2) [Word salad alert!] The concept of good denotes that conduct which is to be, or should be, preferred or approved of when posed with a choice between a set of possible actions, and is the opposite of evil. Most good will refer to the greatest benefit, especially to all. Dictionaries and philosophical encylopedias are, typically, replete with definitions of the word.
The greatest good for the greatest number is likewise no use in establishing whether any specific object or event is good. In its utter simplicity it is argumentum ad populum which is known to be fallacious in most matters of religion and science, if not politics. If you have 400 people in a room you could have 400 different notions of what is the greatest good for the greatest number. That is much like your other totally useless definition of "gnostic."
You are not connecting to reality. A definition, to have any value, must connect to reality since that is the only way it is "right." It cannot be "right" while disconnected from reality like "gnostic" or "what most people think."
Because of your extreme simplicity you might imagine you have answers in extremely simple formulations. You do not. In a room of 400 people, 395 of them would probably recommend "the greatest good for the greatest number,' and yet have 395 different ideas what that is.
3) the standing observation that nature cannot, logically speaking, be used to provide an example of 'good'
You have no definition. You have employed "fallacies" (ad populum) yourself in trying to find a definition.

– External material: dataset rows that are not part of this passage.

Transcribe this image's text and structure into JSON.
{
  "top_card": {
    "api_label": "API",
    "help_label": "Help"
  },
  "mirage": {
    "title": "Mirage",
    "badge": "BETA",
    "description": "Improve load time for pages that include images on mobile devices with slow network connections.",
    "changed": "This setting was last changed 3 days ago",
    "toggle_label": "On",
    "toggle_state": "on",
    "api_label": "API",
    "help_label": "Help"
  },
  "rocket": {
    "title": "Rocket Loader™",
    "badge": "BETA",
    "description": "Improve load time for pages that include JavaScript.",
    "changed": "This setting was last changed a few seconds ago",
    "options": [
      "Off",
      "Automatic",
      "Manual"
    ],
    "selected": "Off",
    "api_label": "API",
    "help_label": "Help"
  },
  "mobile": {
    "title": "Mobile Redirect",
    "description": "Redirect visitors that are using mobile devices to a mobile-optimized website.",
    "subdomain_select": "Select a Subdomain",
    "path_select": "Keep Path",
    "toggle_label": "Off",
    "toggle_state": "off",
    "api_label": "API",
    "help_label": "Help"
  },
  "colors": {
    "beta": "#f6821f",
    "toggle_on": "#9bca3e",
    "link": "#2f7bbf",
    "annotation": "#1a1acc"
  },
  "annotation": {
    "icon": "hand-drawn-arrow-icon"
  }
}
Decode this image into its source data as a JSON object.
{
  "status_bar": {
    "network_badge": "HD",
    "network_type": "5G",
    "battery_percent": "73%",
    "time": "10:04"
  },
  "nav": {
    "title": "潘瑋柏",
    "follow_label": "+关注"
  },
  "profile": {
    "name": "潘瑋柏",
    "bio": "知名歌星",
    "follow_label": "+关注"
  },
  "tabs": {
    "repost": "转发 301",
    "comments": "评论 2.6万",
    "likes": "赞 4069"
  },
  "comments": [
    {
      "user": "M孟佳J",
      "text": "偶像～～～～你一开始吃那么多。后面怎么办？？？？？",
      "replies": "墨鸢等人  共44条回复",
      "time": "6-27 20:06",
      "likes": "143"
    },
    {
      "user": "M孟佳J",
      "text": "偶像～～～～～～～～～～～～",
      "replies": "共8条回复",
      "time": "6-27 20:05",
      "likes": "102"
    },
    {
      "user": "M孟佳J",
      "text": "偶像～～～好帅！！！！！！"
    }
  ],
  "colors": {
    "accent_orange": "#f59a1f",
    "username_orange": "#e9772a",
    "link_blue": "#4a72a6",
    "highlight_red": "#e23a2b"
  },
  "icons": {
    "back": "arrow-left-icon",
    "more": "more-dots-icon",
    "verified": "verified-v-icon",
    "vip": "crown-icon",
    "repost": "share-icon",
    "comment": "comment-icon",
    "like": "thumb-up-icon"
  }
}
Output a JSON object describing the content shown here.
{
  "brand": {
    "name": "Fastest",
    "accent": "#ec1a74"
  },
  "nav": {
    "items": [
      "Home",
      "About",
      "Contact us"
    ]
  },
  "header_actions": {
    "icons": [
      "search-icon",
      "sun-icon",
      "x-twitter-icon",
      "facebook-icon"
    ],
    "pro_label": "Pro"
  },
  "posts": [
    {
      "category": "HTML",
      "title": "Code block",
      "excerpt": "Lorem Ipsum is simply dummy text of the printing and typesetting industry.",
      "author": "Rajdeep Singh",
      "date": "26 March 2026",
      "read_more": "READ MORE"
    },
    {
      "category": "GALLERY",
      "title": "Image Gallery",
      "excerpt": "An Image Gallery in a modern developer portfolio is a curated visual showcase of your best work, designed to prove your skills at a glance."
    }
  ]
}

Many years ago many people did not understand "ecology." Older people can remember when there was no such term. Today we have the term and we know how interdependent our lives are on the other living things in our "ecosystem." It is essential that our policies and ethics are sculpted to live in harmony with nature. If you do not understand that you are severely mentally retarded. The "greatest good for the greatest number" (as I see that) indeed demands that we consider nature in defining good. Obviously some things in nature can be "bad" in the immediate, like lightning. That can mean that we be careful what lessons we take from nature, that is all.
The so called "fallacy of nature" simply means that some things in nature are bad in the immediate and no definition exists outside our mutual and arbitrary efforts to form a definition. It does not and cannot forbid learning from nature what is good.